Fast does not mean ‘not eating’ but rather controlling desires and simultaneously cultivating positive mental attitudes. Desires can be of many types: eating tasty food, smelling good, listening to a particular music, watching beautiful things, etc. Similarly, fasting can also be of different types: food fast (food items), eye fast (watching things Rajsik in nature), ear fast (avoiding listening to stimulating music), action fast (not indulging in various activities), and speech fast (not speaking evil).
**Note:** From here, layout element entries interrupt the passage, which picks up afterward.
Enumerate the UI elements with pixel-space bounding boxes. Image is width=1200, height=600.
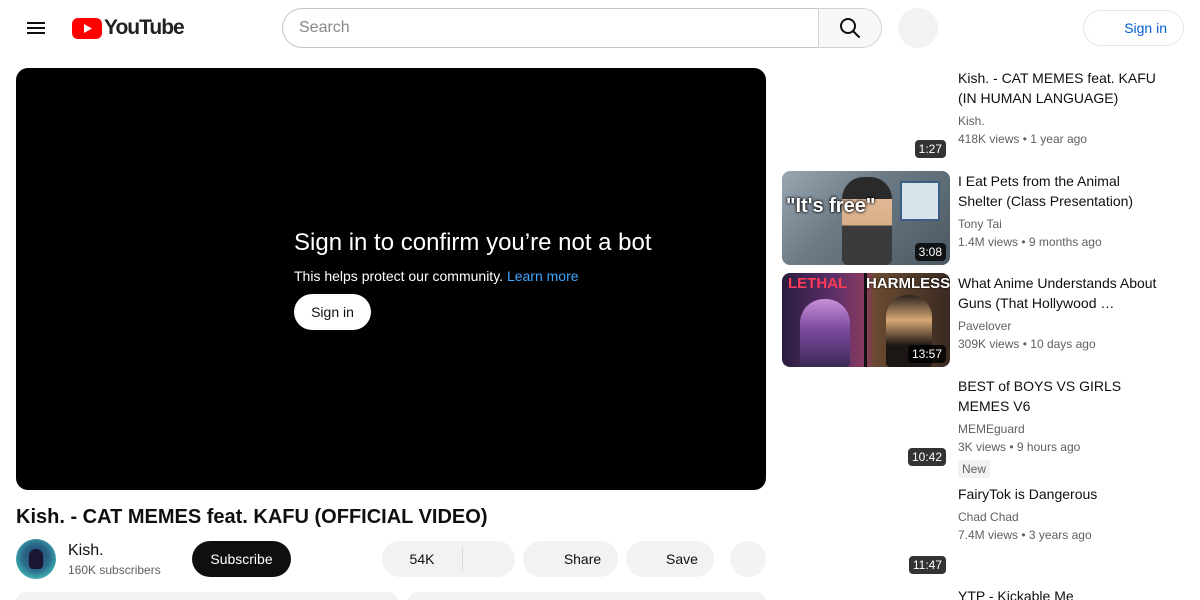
description-panel[interactable] <box>16 592 398 600</box>
header-signin-button[interactable]: Sign in <box>1083 10 1184 46</box>
meta-separator: • <box>1021 528 1026 542</box>
recommendation-channel[interactable]: Tony Tai <box>958 215 1162 233</box>
new-badge: New <box>958 460 991 478</box>
recommendation-title[interactable]: Kish. - CAT MEMES feat. KAFU (IN HUMAN L… <box>958 68 1162 108</box>
player-signin-button[interactable]: Sign in <box>294 294 371 330</box>
bot-check-message: Sign in to confirm you’re not a bot This… <box>294 228 652 330</box>
player-signin-label: Sign in <box>311 304 354 320</box>
recommendation-title[interactable]: I Eat Pets from the Animal Shelter (Clas… <box>958 171 1162 211</box>
learn-more-link[interactable]: Learn more <box>507 268 579 284</box>
search-input[interactable] <box>299 19 819 37</box>
recommendation-channel[interactable]: Chad Chad <box>958 508 1162 526</box>
share-label: Share <box>563 551 602 567</box>
upload-age: 3 years ago <box>1028 528 1092 542</box>
recommendation-channel[interactable]: MEMEguard <box>958 420 1162 438</box>
video-title: Kish. - CAT MEMES feat. KAFU (OFFICIAL V… <box>16 506 488 528</box>
recommendation-meta: 3K views • 9 hours ago <box>958 438 1162 456</box>
recommendation-title[interactable]: FairyTok is Dangerous <box>958 484 1162 504</box>
subscriber-count: 160K subscribers <box>68 563 161 577</box>
duration-badge: 10:42 <box>907 448 946 466</box>
thumbnail-caption-right: HARMLESS <box>866 275 950 292</box>
like-button[interactable]: 54K <box>382 547 463 571</box>
comments-panel[interactable] <box>408 592 766 600</box>
duration-badge: 13:57 <box>907 345 946 363</box>
bot-check-subtitle: This helps protect our community. Learn … <box>294 266 652 286</box>
masthead: YouTube Sign in <box>0 0 1200 56</box>
recommendation-info: What Anime Understands About Guns (That … <box>958 273 1162 353</box>
recommendation-meta: 418K views • 1 year ago <box>958 130 1162 148</box>
recommendation-item[interactable]: 1:27 Kish. - CAT MEMES feat. KAFU (IN HU… <box>782 68 1184 162</box>
recommendation-item[interactable]: 10:42 BEST of BOYS VS GIRLS MEMES V6 MEM… <box>782 376 1184 478</box>
recommendation-thumbnail[interactable]: "It's free" 3:08 <box>782 171 950 265</box>
search-button[interactable] <box>818 8 882 48</box>
like-dislike-group: 54K <box>382 541 515 577</box>
recommendation-channel[interactable]: Kish. <box>958 112 1162 130</box>
voice-search-button[interactable] <box>898 8 938 48</box>
recommendation-info: YTP - Kickable Me <box>958 586 1162 600</box>
recommendation-info: Kish. - CAT MEMES feat. KAFU (IN HUMAN L… <box>958 68 1162 148</box>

Adding further, Dr Aggarwal, who is also the Group Editor-in-Chief of IJCP, said, “The significance of a ‘medical vrata’ needs to be underlined for everyone. The simpler version of ‘vrata’ can be: not eating carbohydrates at all once in a week and replacing them with fruits and vegetables.”

HCFI tips for fasting.

  • Plan your diet especially if you have medical conditions such as diabetes and hypertension. Do not skip your medication schedule. Keep a healthy snack handy for those cravings.
  • Keep yourself hydrated by drinking water, coconut water, green tea, buttermilk, and lime juice. Avoid aerated drinks.
  • Avoid gorging on salty ‘vrat snacks’. Eat something that is boiled or roasted instead.
  • Use rock salt in your food instead of usual salt as it helps in better mineral absorption. It is also beneficial for those who have high or low blood pressure.
  • Eat lighter meals as these can aid digestion.
  • For dessert, you can try eating dates or fruit yogurt. Also, add honey instead of sugar.
  • Eat lots of fresh fruits and vegetables.